One of the volunteers once told me she never really fit in America, and so coming here and being an outsider and minority was less difficult. At least here she stands out because of the color of her skin rather than some indefinable question mark. Not an unfamiliar story. Many of the expats living in Cambodia have “escaped” to find a familiarity they never could at home. I have seen volunteers fall so deeply in love with the culture that their integration seemed more like a homecoming than a willful assimilation into a new culture. But that certainly isn’t the case for everyone who travels abroad. I would venture to say for my host mother’s family living in Jacksonville, eating Amok fish, speaking Khmer, and attending Pagoda regularly, they are no more American than I am Cambodian. That is to say, we have witnessed another culture, and let ourselves be boiled down into that great melting pot without giving up our essence. We are wholly part, and yet wholly separate from the place we are living in.
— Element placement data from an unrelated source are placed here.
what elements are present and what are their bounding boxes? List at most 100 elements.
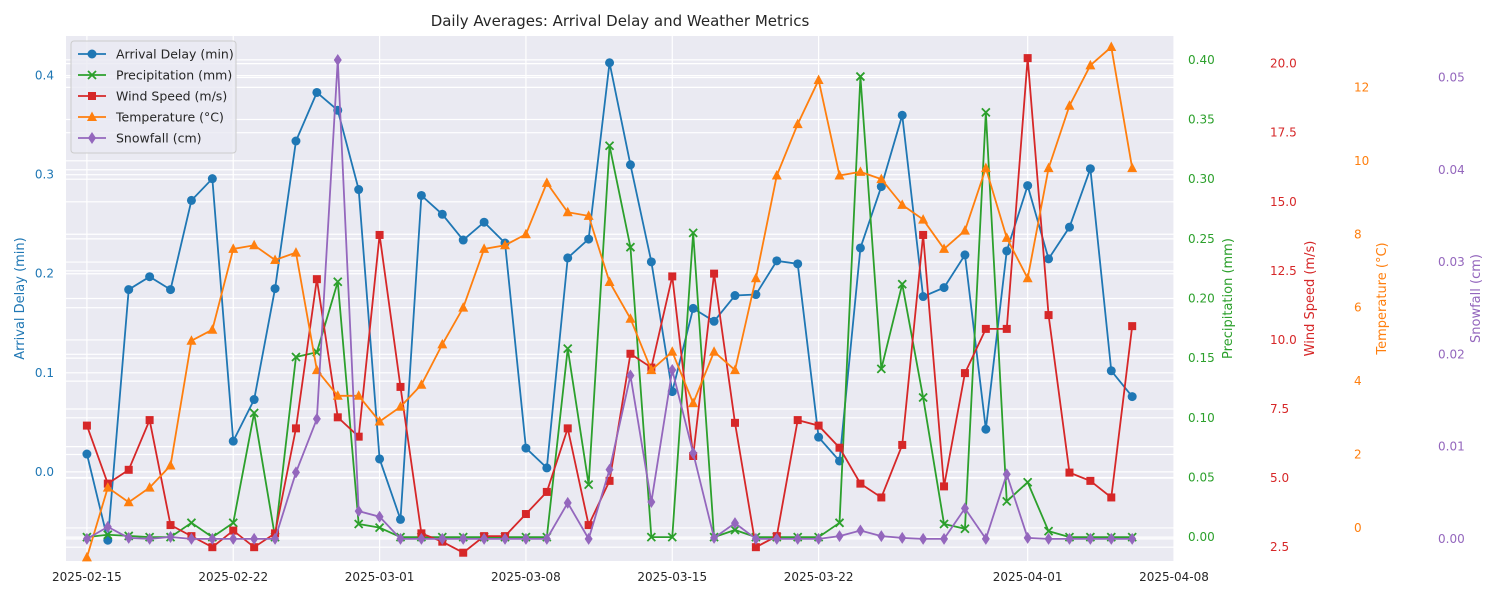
y-tick-label: 2.5	[1270, 540, 1289, 554]
y-tick-label: 0	[1354, 521, 1362, 535]
data-point	[981, 532, 990, 545]
data-point	[625, 313, 636, 323]
data-point	[395, 401, 406, 411]
data-point	[730, 418, 739, 427]
data-point	[520, 228, 531, 239]
data-point	[563, 343, 573, 354]
data-point	[563, 496, 572, 509]
y-tick-label: 0.1	[35, 366, 54, 380]
data-point	[668, 364, 677, 377]
data-point	[689, 447, 698, 460]
y-tick-label: 0.02	[1438, 347, 1465, 361]
data-point	[1044, 311, 1053, 320]
y-tick-label: 0.05	[1188, 470, 1215, 484]
data-point	[1064, 100, 1075, 110]
data-point	[437, 338, 448, 349]
data-point	[1023, 477, 1033, 487]
data-point	[88, 132, 96, 144]
data-point	[291, 136, 301, 146]
data-point	[1127, 162, 1138, 173]
series-0	[82, 58, 1137, 545]
data-point	[521, 532, 530, 545]
y-tick-label: 0.3	[35, 168, 54, 182]
data-point	[877, 530, 886, 543]
y-tick-label: 5.0	[1270, 471, 1289, 485]
data-point	[521, 510, 530, 519]
data-point	[939, 243, 950, 253]
data-point	[855, 243, 865, 253]
data-point	[562, 206, 573, 217]
x-tick-label: 2025-03-22	[784, 570, 854, 584]
data-point	[1106, 41, 1117, 52]
y-tick-label: 12.5	[1270, 264, 1297, 278]
data-point	[1065, 532, 1074, 545]
legend-box	[70, 40, 237, 154]
chart-title: Daily Averages: Arrival Delay and Weathe…	[431, 12, 810, 30]
x-axis: 2025-02-15 2025-02-22 2025-03-01 2025-03-08…	[52, 570, 1209, 584]
y-tick-label: 7.5	[1270, 402, 1289, 416]
data-point	[228, 518, 238, 528]
data-point	[959, 225, 970, 235]
x-tick-label: 2025-03-15	[637, 570, 707, 584]
data-point	[208, 532, 217, 545]
data-point	[1002, 246, 1012, 256]
data-point	[625, 242, 636, 252]
data-point	[814, 532, 823, 545]
data-point	[646, 532, 656, 542]
data-point	[312, 275, 321, 284]
data-point	[145, 416, 154, 425]
data-point	[87, 49, 97, 59]
data-point	[626, 369, 635, 382]
data-point	[814, 432, 824, 442]
data-point	[1043, 162, 1054, 173]
data-point	[834, 170, 845, 180]
data-point	[1023, 531, 1032, 544]
data-point	[479, 217, 489, 227]
x-tick-label: 2025-04-01	[993, 570, 1063, 584]
data-point	[124, 531, 133, 544]
data-point	[668, 272, 677, 281]
data-point	[710, 531, 719, 544]
data-point	[918, 292, 928, 302]
data-point	[940, 532, 949, 545]
data-point	[145, 532, 154, 545]
data-point	[542, 463, 552, 473]
data-point	[166, 285, 176, 295]
data-point	[625, 160, 635, 170]
data-point	[960, 502, 969, 515]
data-point	[312, 87, 322, 97]
data-point	[249, 408, 259, 418]
data-point	[81, 551, 92, 562]
data-point	[228, 243, 239, 253]
y-tick-label: 15.0	[1270, 195, 1297, 209]
data-point	[793, 259, 803, 269]
data-point	[730, 291, 740, 301]
data-point	[751, 532, 760, 545]
data-point	[250, 543, 259, 552]
legend-label: Wind Speed (m/s)	[116, 89, 227, 104]
data-point	[291, 424, 300, 433]
series-2	[82, 54, 1137, 557]
x-tick-label: 2025-03-08	[491, 570, 561, 584]
data-point	[834, 518, 845, 528]
x-tick-label: 2025-03-01	[345, 570, 415, 584]
data-point	[1065, 468, 1074, 477]
y-tick-label: 0.20	[1188, 292, 1215, 306]
data-point	[856, 479, 865, 488]
data-point	[583, 210, 594, 220]
data-point	[1002, 468, 1011, 481]
y-tick-label: 0.2	[35, 267, 54, 281]
data-point	[792, 118, 803, 129]
y-tick-label: 0.03	[1438, 255, 1465, 269]
data-point	[291, 466, 300, 479]
data-point	[876, 364, 886, 374]
data-point	[87, 111, 97, 121]
data-point	[438, 532, 447, 545]
data-point	[1044, 254, 1054, 264]
data-point	[897, 199, 908, 209]
y-tick-label: 0.15	[1188, 351, 1215, 365]
data-point	[709, 346, 720, 356]
data-point	[1001, 232, 1012, 242]
data-point	[604, 276, 615, 286]
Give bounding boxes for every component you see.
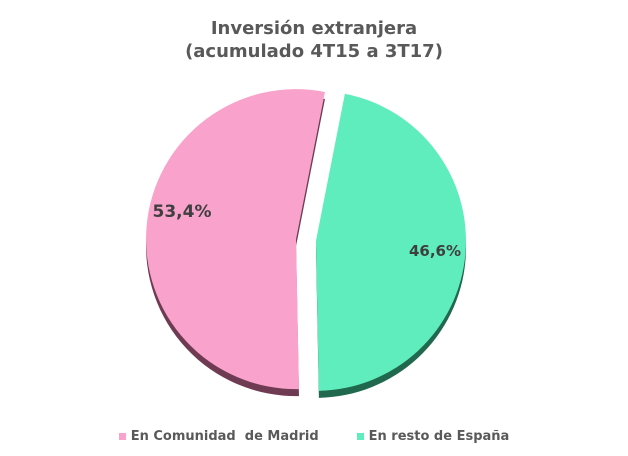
legend-item-comunidad-madrid: En Comunidad de Madrid — [118, 429, 319, 444]
pie-slice-comunidad-madrid — [146, 89, 325, 390]
legend-label-resto-espana: En resto de España — [368, 429, 510, 444]
legend-marker-resto-espana-icon — [356, 433, 364, 440]
chart-title-line1: Inversión extranjera — [210, 18, 418, 39]
chart-title-line2: (acumulado 4T15 a 3T17) — [185, 41, 443, 62]
legend: En Comunidad de Madrid En resto de Españ… — [0, 429, 628, 444]
legend-item-resto-espana: En resto de España — [356, 429, 510, 444]
legend-label-comunidad-madrid: En Comunidad de Madrid — [130, 429, 319, 444]
data-label-resto-espana: 46,6% — [408, 242, 462, 260]
data-label-comunidad-madrid: 53,4% — [152, 202, 212, 222]
legend-marker-comunidad-madrid-icon — [118, 433, 126, 440]
chart-title: Inversión extranjera (acumulado 4T15 a 3… — [0, 17, 628, 63]
pie-slice-resto-espana — [315, 93, 466, 391]
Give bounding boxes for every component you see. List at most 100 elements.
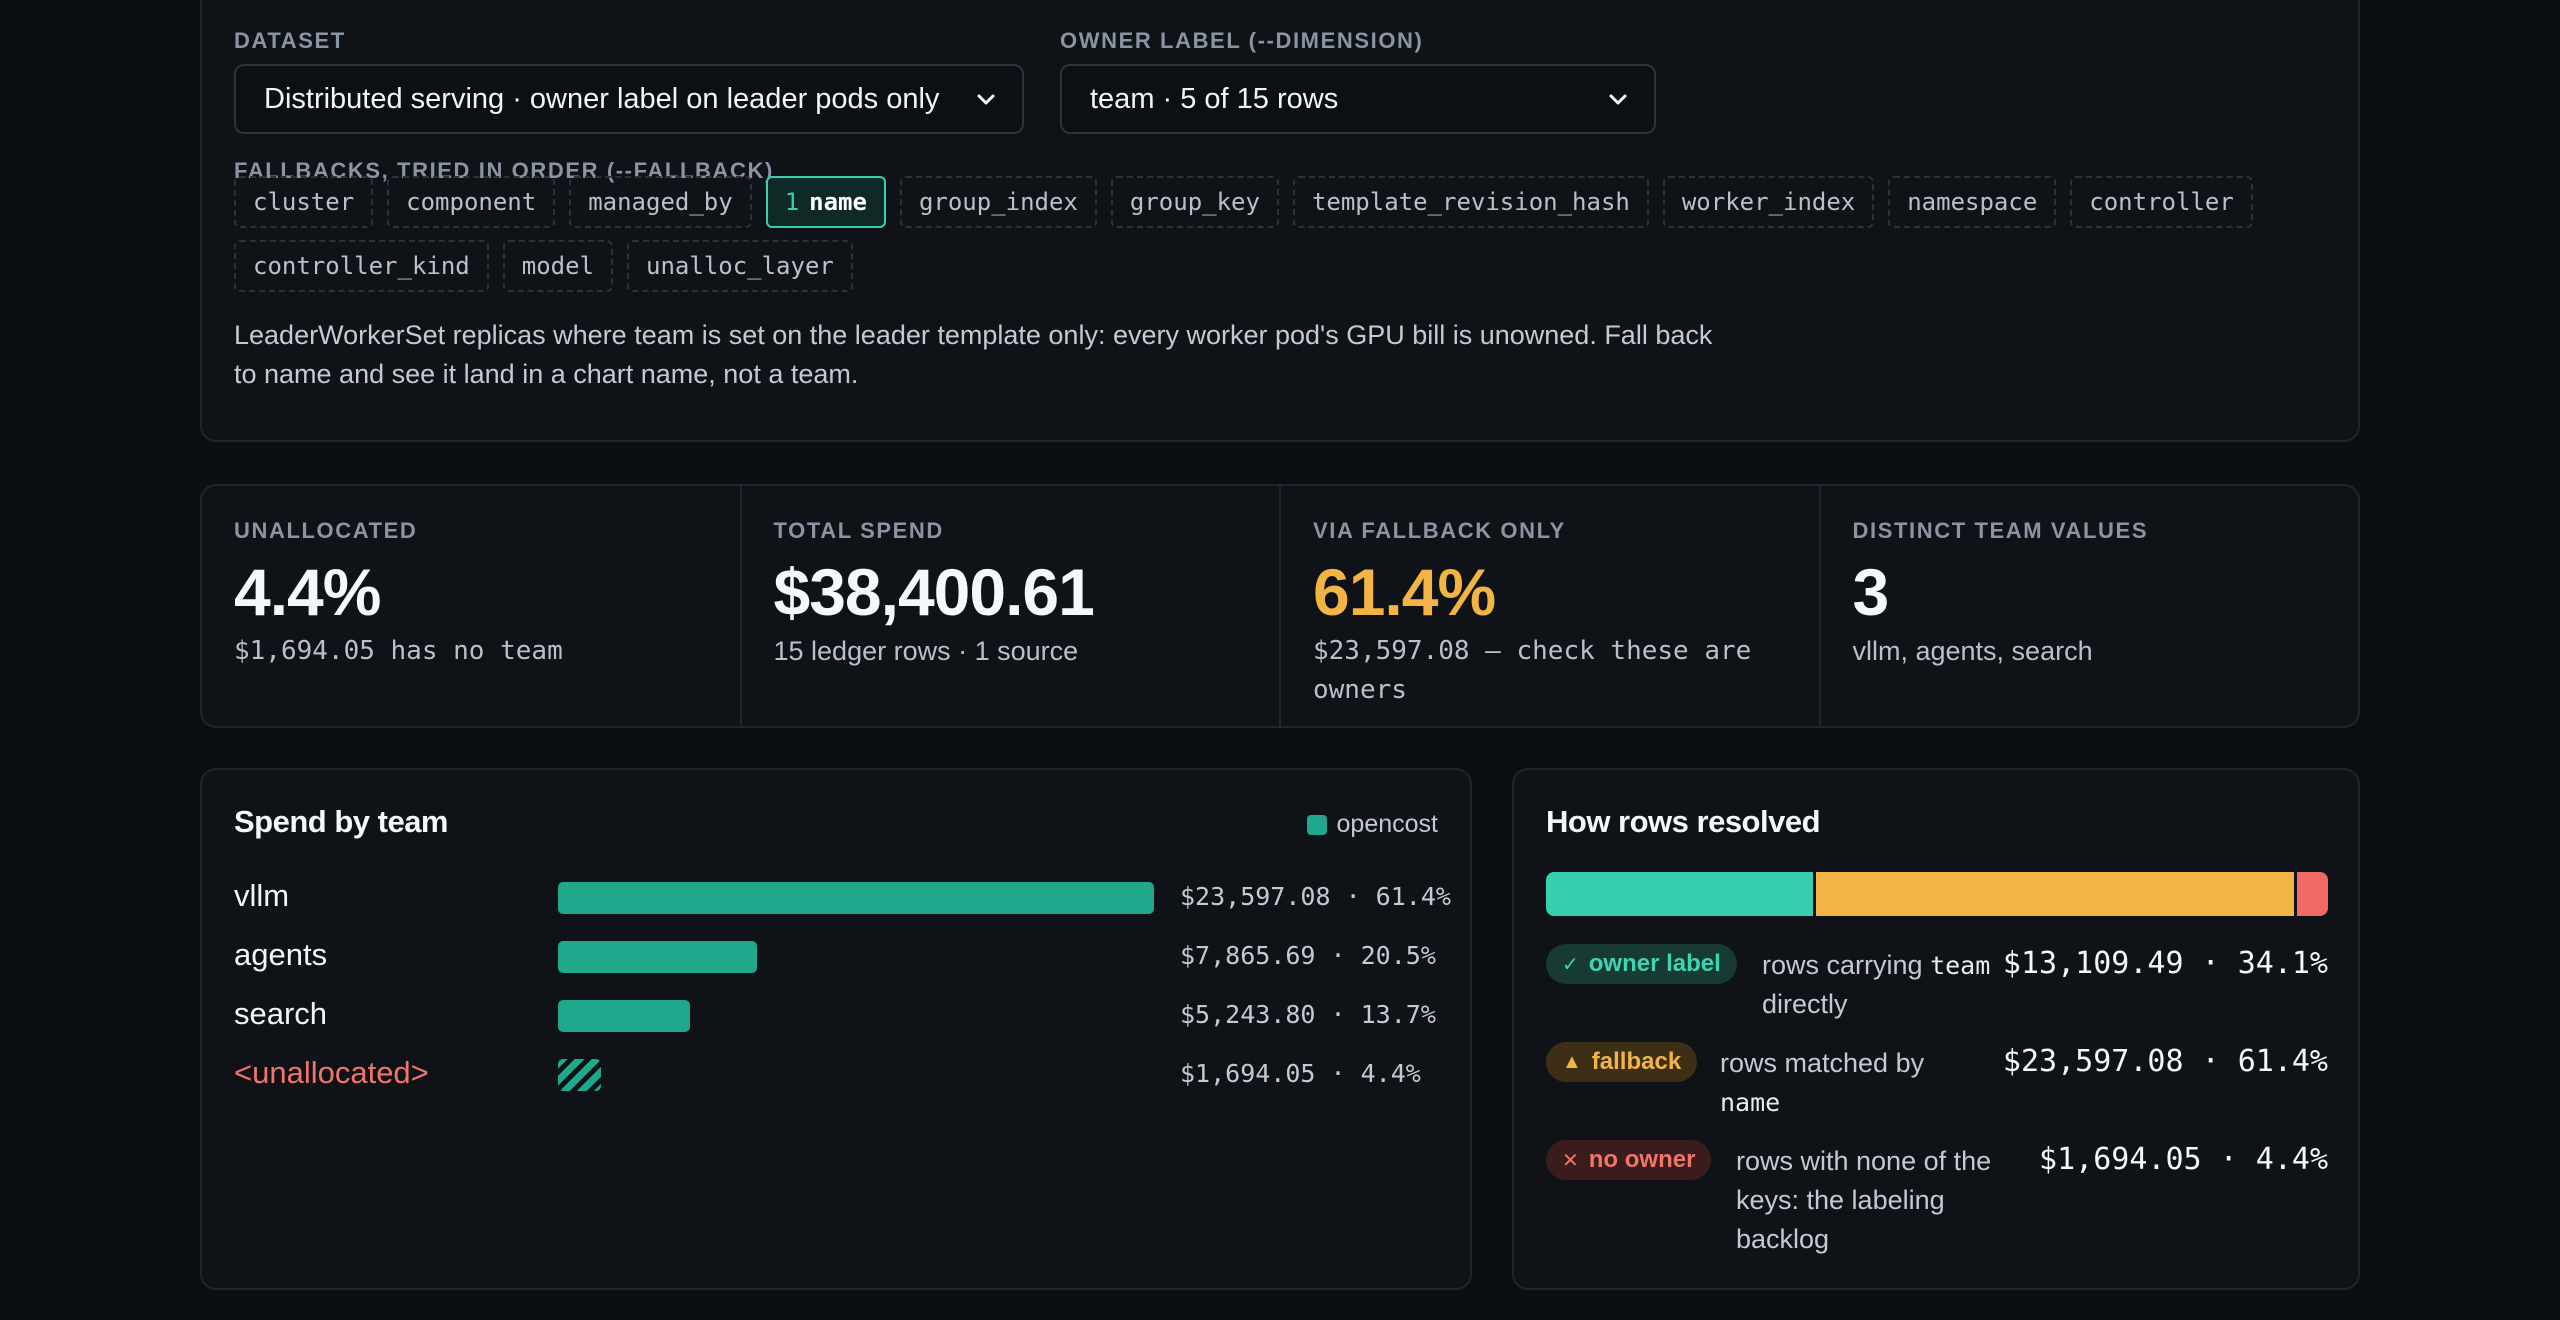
bar-value-label: $5,243.80 · 13.7% [1180, 1000, 1436, 1029]
stat-unallocated: UNALLOCATED 4.4% $1,694.05 has no team [202, 486, 742, 726]
bar-row: <unallocated> $1,694.05 · 4.4% [234, 1051, 1444, 1095]
resolution-description: rows matched by name [1720, 1044, 1960, 1122]
bar-row: vllm $23,597.08 · 61.4% [234, 874, 1451, 918]
label-key-code: name [1720, 1088, 1781, 1117]
label-key-code: team [1930, 951, 1991, 980]
stat-value: $38,400.61 [773, 555, 1095, 629]
fallbacks-label: FALLBACKS, TRIED IN ORDER (--FALLBACK) [234, 158, 774, 183]
badge-label: no owner [1588, 1146, 1696, 1173]
stat-sub: $23,597.08 — check these are owners [1313, 636, 1752, 705]
stat-label: DISTINCT TEAM VALUES [1852, 518, 2149, 543]
stat-label: UNALLOCATED [234, 518, 418, 543]
fallback-chip-label: namespace [1907, 188, 2038, 216]
description-text: rows matched by [1720, 1048, 1925, 1078]
fallback-chip-label: group_index [918, 188, 1078, 216]
bar-track [558, 1059, 1154, 1091]
stat-sub: vllm, agents, search [1852, 636, 2093, 666]
badge-label: owner label [1588, 950, 1721, 977]
bar-track [558, 1000, 1154, 1032]
stats-panel: UNALLOCATED 4.4% $1,694.05 has no team T… [200, 484, 2360, 728]
bar-category-label: vllm [234, 878, 290, 913]
fallback-chip-component[interactable]: component [387, 176, 556, 228]
stat-via-fallback: VIA FALLBACK ONLY 61.4% $23,597.08 — che… [1281, 486, 1821, 726]
panel-title: How rows resolved [1546, 804, 1821, 839]
stack-segment-fallback [1812, 872, 2294, 916]
resolution-stacked-bar [1546, 872, 2328, 916]
stat-value: 3 [1852, 555, 1890, 629]
owner-label-label: OWNER LABEL (--DIMENSION) [1060, 28, 1424, 53]
stat-sub: $1,694.05 has no team [234, 636, 563, 666]
fallback-chip-model[interactable]: model [502, 240, 613, 292]
stat-label: TOTAL SPEND [773, 518, 944, 543]
owner-label-select[interactable]: team · 5 of 15 rows [1060, 64, 1656, 134]
stat-distinct-teams: DISTINCT TEAM VALUES 3 vllm, agents, sea… [1821, 486, 2359, 726]
bar-category-label: search [234, 996, 328, 1031]
fallback-chip-label: controller [2089, 188, 2234, 216]
description-text: rows with none of the keys: the labeling… [1736, 1146, 1992, 1254]
dataset-label: DATASET [234, 28, 346, 53]
fallback-chip-controller-kind[interactable]: controller_kind [234, 240, 489, 292]
stack-segment-owner-label [1546, 872, 1813, 916]
resolution-description: rows carrying team directly [1762, 946, 2002, 1024]
bar-value-label: $7,865.69 · 20.5% [1180, 941, 1436, 970]
x-icon: ✕ [1562, 1149, 1579, 1172]
bar-value-label: $1,694.05 · 4.4% [1180, 1059, 1421, 1088]
description-text: directly [1762, 989, 1848, 1019]
resolution-amount: $1,694.05 · 4.4% [2039, 1142, 2328, 1177]
dataset-value: Distributed serving · owner label on lea… [264, 82, 940, 115]
chevron-down-icon [977, 94, 995, 105]
stat-value: 61.4% [1313, 555, 1496, 629]
warning-triangle-icon: ▲ [1562, 1050, 1582, 1073]
check-icon: ✓ [1562, 953, 1579, 976]
fallback-chip-label: name [809, 188, 867, 216]
bar-unallocated[interactable] [558, 1059, 601, 1091]
fallback-chip-label: group_key [1129, 188, 1260, 216]
dataset-select[interactable]: Distributed serving · owner label on lea… [234, 64, 1024, 134]
fallback-chip-label: component [406, 188, 537, 216]
fallback-chip-label: worker_index [1681, 188, 1856, 216]
stat-value: 4.4% [234, 555, 381, 629]
bar-vllm[interactable] [558, 882, 1154, 914]
fallback-chip-unalloc-layer[interactable]: unalloc_layer [627, 240, 853, 292]
bar-search[interactable] [558, 1000, 690, 1032]
stat-label: VIA FALLBACK ONLY [1313, 518, 1566, 543]
resolution-amount: $13,109.49 · 34.1% [2002, 946, 2328, 981]
panel-title: Spend by team [234, 804, 449, 839]
bar-agents[interactable] [558, 941, 757, 973]
fallback-chip-label: cluster [253, 188, 355, 216]
resolution-badge: ✓ owner label [1546, 944, 1737, 984]
bar-track [558, 882, 1154, 914]
legend-label: opencost [1336, 810, 1438, 838]
fallback-chip-namespace[interactable]: namespace [1888, 176, 2057, 228]
fallback-chip-template-revision-hash[interactable]: template_revision_hash [1292, 176, 1649, 228]
owner-label-value: team · 5 of 15 rows [1090, 82, 1339, 115]
how-rows-resolved-panel: How rows resolved ✓ owner label rows carry… [1512, 768, 2360, 1290]
fallback-chip-label: model [521, 252, 594, 280]
stack-segment-no-owner [2293, 872, 2328, 916]
resolution-description: rows with none of the keys: the labeling… [1736, 1142, 2016, 1259]
fallback-order-number: 1 [784, 188, 800, 216]
fallback-chip-label: template_revision_hash [1311, 188, 1630, 216]
dataset-description: LeaderWorkerSet replicas where team is s… [234, 320, 1713, 389]
fallback-chip-label: controller_kind [253, 252, 470, 280]
bar-category-label: <unallocated> [234, 1055, 429, 1090]
fallback-chip-managed-by[interactable]: managed_by [569, 176, 752, 228]
bar-value-label: $23,597.08 · 61.4% [1180, 882, 1451, 911]
fallback-chip-controller[interactable]: controller [2070, 176, 2253, 228]
badge-label: fallback [1591, 1048, 1682, 1075]
fallback-chip-label: unalloc_layer [646, 252, 834, 280]
fallback-chip-cluster[interactable]: cluster [234, 176, 374, 228]
fallback-chip-label: managed_by [588, 188, 733, 216]
fallback-chip-name[interactable]: 1 name [765, 176, 886, 228]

I will take with me a deeper appreciation for my family as a result of living in a world rarely dominated by thoughts of the individual. I am more tolerant, more peaceful, and forgiving as a result of watching Cambodians step back from conflict that won’t benefit anyone. I am proud to say I am no longer afraid of spiders and creeping night-time things. And I understand that living with less does not make you less happy. At the same time, I hope to leave my female students with a sense of bravery and courage in the face of adversity. I hope to leave my co-teachers with a passion for their work as opposed to a feeling of obligation. And I hope to see my community embrace their civic responsibility more fully as a result of my service to make a brighter, more sustainable future for Cambodia.

No doubt about it -- Cambodia has left its mark on me. That’s not to say I identify with or am willing to embrace every aspect of this culture, but it has polished some of my undefined edges, and helped me fill in some of the blanks to that age old question, “Who am I?” With every step we take farther from home, we leave footprints behind us, but in the end, it is us who are changed the most. Give me a wheel of brebis and a bottle of côte du rhone and I’ll happily tell you what a Francophile I’ve become as a result of my junior year abroad. For those of you thinking, “I told you so” (ahem, mother), go ahead and say it. Each place I’ve lived has changed me – I believe for the better – and yet, as I look forward to the next chapter in my life, I am happy to say, “There’s no place like home.”